Verdadeiramente, nossos irmãos que aqui estiveram guardam conquistas apreciáveis, porém, nem sempre conseguem deixar de se enganar pelo sibilino personalismo que ainda carregam.  Uma vez nessa postura fica fácil reconhecer-lhes as imperfeições prejudiciais ao serviço da obra cristã, porque não ouvem opiniões por julgarem terem as melhores, guardam convicções pessoais exacerbadas, não dão atenção às críticas, quase sempre decidem sozinhos, tornam-se pouco afetivos, muito racionais e adoram mandar sem fazer, ordenar sem cumprir... O conjunto dessas, características promove-os a uma das condições mais inaceitáveis na atualidade para quaisquer grupamentos que se proponham a crescer espiritualmente: o autoritarismo.

(...) Uma cultura de grandeza tem estimulado esse drama ético entre os coidealistas no plano físico. Grande distância medeia entre possuir uma grande missão e ser um grande missionário. De fato, quantos foram brindados com a Doutrina Espírita são como a "luz do mundo", contudo, temos que ser honestos e considerar que boa parcela dos irmãos tem sucumbido aos golpes sutis do orgulho, julgando-se bem mais valorosos que realmente o são para os ofícios da causa. Não somente esses mil, mas uma infinidade de homens e mulheres da direção nos arraiais espiritistas se encontram nas garras da autossuficiência fascinados por seus feitos e com sua bagagem, nutrindo pouca disposição para serem avaliados e criticados em suas ideias e ações. Gostam mesmo é de serem admirados e aprovados sem restrições, sendo que alguns adoram impressionar...

(...) Muito desapego e coragem serão exigidos de todos nós para que deixemos as fantasias da autossuficiência, que nos fazem sentir um pouco melhores diante de nossa inferioridade, e assumirmos, enquanto é tempo, a condição psicológica prenunciada há mais de dois mil anos pelo Mestre do Amor, quando assinalou[3]“(...) mas não sereis vós assim; antes o maior entre vós seja como o menor, e quem governa, como quem serve”.
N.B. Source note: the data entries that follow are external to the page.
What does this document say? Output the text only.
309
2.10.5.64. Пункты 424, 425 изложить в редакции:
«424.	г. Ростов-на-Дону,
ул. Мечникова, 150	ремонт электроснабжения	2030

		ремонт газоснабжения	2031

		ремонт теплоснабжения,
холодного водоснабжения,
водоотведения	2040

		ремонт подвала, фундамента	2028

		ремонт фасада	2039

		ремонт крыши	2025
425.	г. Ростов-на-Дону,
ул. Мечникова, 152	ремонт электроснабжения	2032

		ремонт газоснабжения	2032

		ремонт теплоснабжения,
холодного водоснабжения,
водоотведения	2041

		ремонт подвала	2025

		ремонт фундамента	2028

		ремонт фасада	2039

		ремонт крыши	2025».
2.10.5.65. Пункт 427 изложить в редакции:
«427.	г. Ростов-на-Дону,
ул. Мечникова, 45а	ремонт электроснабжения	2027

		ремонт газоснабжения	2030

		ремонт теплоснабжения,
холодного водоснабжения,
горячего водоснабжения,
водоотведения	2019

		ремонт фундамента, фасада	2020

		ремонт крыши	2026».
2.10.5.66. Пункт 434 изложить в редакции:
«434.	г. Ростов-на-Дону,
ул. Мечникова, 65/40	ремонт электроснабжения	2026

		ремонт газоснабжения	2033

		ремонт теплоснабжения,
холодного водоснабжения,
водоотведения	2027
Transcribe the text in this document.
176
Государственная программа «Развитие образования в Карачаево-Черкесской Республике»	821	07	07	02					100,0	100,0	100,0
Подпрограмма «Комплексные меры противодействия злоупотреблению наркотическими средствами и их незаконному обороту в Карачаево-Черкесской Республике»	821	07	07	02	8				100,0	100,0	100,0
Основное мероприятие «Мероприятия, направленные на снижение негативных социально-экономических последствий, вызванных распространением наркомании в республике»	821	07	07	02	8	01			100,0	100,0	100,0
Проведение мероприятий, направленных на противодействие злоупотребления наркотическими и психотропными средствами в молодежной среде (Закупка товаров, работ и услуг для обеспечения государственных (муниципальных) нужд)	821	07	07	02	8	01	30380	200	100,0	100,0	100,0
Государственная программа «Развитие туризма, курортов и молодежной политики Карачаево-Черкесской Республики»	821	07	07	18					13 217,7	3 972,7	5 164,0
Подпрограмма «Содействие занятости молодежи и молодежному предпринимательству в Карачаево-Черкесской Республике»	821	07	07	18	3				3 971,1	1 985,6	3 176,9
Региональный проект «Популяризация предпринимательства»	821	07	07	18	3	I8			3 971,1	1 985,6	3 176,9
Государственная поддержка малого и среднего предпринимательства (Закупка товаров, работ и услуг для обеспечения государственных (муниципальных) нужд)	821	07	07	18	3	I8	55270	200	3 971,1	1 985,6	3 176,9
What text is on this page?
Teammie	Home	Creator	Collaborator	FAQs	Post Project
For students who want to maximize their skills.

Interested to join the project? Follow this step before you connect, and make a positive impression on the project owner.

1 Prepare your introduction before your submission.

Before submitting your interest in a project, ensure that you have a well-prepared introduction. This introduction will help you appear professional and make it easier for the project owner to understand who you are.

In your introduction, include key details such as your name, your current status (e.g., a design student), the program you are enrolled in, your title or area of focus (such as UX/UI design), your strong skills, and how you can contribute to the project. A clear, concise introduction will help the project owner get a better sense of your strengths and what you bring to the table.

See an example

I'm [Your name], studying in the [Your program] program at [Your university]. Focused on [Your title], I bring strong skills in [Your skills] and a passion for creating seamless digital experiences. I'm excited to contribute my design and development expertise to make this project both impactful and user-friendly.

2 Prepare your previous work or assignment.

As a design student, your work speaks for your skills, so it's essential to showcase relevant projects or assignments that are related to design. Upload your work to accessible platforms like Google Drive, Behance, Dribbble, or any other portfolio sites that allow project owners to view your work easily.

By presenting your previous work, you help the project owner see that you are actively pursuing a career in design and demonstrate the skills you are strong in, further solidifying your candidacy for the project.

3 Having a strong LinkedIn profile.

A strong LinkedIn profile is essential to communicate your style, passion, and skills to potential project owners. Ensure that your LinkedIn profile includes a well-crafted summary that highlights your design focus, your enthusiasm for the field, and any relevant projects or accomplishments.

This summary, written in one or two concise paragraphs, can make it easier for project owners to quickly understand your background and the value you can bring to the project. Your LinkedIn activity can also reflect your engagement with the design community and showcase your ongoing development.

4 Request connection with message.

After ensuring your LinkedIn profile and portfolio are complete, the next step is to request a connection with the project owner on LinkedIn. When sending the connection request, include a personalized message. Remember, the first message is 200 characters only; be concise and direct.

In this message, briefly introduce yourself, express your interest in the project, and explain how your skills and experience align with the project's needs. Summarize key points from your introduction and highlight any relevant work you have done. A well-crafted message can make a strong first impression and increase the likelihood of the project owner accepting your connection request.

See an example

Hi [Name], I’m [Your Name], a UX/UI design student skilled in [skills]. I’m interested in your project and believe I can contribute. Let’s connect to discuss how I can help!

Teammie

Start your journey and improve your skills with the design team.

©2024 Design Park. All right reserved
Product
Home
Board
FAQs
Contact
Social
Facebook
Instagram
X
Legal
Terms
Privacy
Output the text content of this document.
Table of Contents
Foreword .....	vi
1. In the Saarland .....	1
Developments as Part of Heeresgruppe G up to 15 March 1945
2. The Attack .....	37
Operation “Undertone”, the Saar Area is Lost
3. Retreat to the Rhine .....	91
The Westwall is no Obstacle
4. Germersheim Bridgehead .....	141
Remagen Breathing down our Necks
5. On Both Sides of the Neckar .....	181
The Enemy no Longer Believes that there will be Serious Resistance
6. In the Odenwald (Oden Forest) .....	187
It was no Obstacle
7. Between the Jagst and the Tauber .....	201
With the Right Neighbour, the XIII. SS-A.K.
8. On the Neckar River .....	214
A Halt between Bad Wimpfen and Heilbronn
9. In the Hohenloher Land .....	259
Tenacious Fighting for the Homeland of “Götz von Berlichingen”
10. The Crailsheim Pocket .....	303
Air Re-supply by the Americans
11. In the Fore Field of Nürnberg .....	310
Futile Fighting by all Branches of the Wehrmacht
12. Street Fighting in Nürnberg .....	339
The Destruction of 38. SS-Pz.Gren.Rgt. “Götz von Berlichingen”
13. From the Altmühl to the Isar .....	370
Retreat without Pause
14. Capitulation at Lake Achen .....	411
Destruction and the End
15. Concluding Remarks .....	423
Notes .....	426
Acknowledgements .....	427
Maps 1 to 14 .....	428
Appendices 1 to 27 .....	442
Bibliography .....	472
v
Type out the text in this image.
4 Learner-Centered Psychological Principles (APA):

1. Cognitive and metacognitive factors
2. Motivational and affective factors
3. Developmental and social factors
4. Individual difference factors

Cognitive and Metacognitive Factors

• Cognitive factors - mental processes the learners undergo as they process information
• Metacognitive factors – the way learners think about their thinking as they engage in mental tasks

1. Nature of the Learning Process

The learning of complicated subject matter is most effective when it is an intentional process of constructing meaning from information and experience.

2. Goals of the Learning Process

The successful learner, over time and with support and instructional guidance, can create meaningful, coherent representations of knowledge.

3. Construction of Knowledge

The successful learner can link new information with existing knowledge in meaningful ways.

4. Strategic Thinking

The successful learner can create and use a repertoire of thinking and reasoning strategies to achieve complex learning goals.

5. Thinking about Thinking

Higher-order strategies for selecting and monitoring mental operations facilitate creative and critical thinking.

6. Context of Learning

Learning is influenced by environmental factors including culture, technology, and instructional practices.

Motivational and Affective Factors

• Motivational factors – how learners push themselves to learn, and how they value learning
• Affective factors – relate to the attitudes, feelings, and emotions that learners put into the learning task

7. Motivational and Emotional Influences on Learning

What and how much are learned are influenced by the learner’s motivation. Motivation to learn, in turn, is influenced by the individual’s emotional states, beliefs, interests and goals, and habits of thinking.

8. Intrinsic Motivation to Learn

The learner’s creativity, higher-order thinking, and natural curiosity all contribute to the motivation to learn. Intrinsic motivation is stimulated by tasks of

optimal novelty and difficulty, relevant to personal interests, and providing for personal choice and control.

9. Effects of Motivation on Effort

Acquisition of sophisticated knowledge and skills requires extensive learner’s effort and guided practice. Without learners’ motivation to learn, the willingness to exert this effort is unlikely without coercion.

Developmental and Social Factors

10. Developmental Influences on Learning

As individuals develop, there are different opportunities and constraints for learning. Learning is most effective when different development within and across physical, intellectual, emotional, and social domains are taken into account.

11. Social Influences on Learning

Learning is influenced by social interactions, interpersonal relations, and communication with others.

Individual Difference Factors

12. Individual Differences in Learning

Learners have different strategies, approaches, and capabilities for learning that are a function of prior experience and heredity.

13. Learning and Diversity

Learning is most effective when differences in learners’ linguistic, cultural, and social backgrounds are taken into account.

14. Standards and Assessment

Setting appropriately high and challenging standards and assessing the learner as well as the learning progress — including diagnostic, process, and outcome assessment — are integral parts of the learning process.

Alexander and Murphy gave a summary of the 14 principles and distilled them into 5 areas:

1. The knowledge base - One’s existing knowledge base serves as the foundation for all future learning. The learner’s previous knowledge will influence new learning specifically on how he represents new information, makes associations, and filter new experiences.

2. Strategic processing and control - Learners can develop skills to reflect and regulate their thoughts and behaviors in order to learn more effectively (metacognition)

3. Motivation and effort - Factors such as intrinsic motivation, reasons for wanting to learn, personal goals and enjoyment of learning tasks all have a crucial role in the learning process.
Não é, portanto, sem motivo, que Ferdinando, Espírito protetor enviou esta página[4]:


MISSÃO DO HOMEM INTELIGENTE NATERRA

Não vos ensoberbais do que sabeis, porquanto esse saber tem limites muito estreitos no mundo em que habitais.  Suponhamos sejais sumidades em inteligência neste planeta: nenhum direito tendes de envaidecer-vos. Se Deus, em Seus desígnios, vos fez nascer num meio onde pudestes desenvolver a vossa inteligência, é que quer a utilizeis para o bem de todos; é uma missão que vos dá, pondo-vos nas mãos o instrumento com que podeis desenvolver, por vossa vez, as inteligências retardatárias e conduzi-las a Ele...

(...) A inteligência é rica de méritos para o futuro, mas, sob a condição de ser bem empregada.  Se todos os homens que a possuem dela se servissem de conformidade com a vontade de Deus, fácil seria, para os Espíritos, a tarefa de fazer que a humanidade avance.  Infelizmente, muitos a tornam instrumento de orgulho e de perdição contra si mesmos.  O homem abusa da inteligência como de todas as suas outras faculdades e, no entanto, não lhe faltam ensinamentos que o advirtam de que uma poderosa mão pode retirar o que lhe concedeu”.                                                


 


[1] - OLIVEIRA, Wanderley Soares. Reforma íntima sem dor. 3.ed.BHte: INEDE, 2003, cap. 30, p.175-191.

[2] - BÍBLIA, N.T. Lucas. Português. O novo testamento. Tradução de João Ferreira de Almeida. Rio de Janeiro: Imprensa Bíblica Brasileira, 1983. cap. 17. vers 20.               

[3] - BÍBLIA, N.T. Lucas. Português. O novo testamento. Tradução de João Ferreira de Almeida. Rio de Janeiro: Imprensa Bíblica Brasileira, 1983. cap. 22. vers 26.                

[4] - KARDEC, Allan. O Evangelho Seg. o Espiritismo. 121.ed. Rio [de Janeiro]: FEB, 2003, cap. VII, item 13.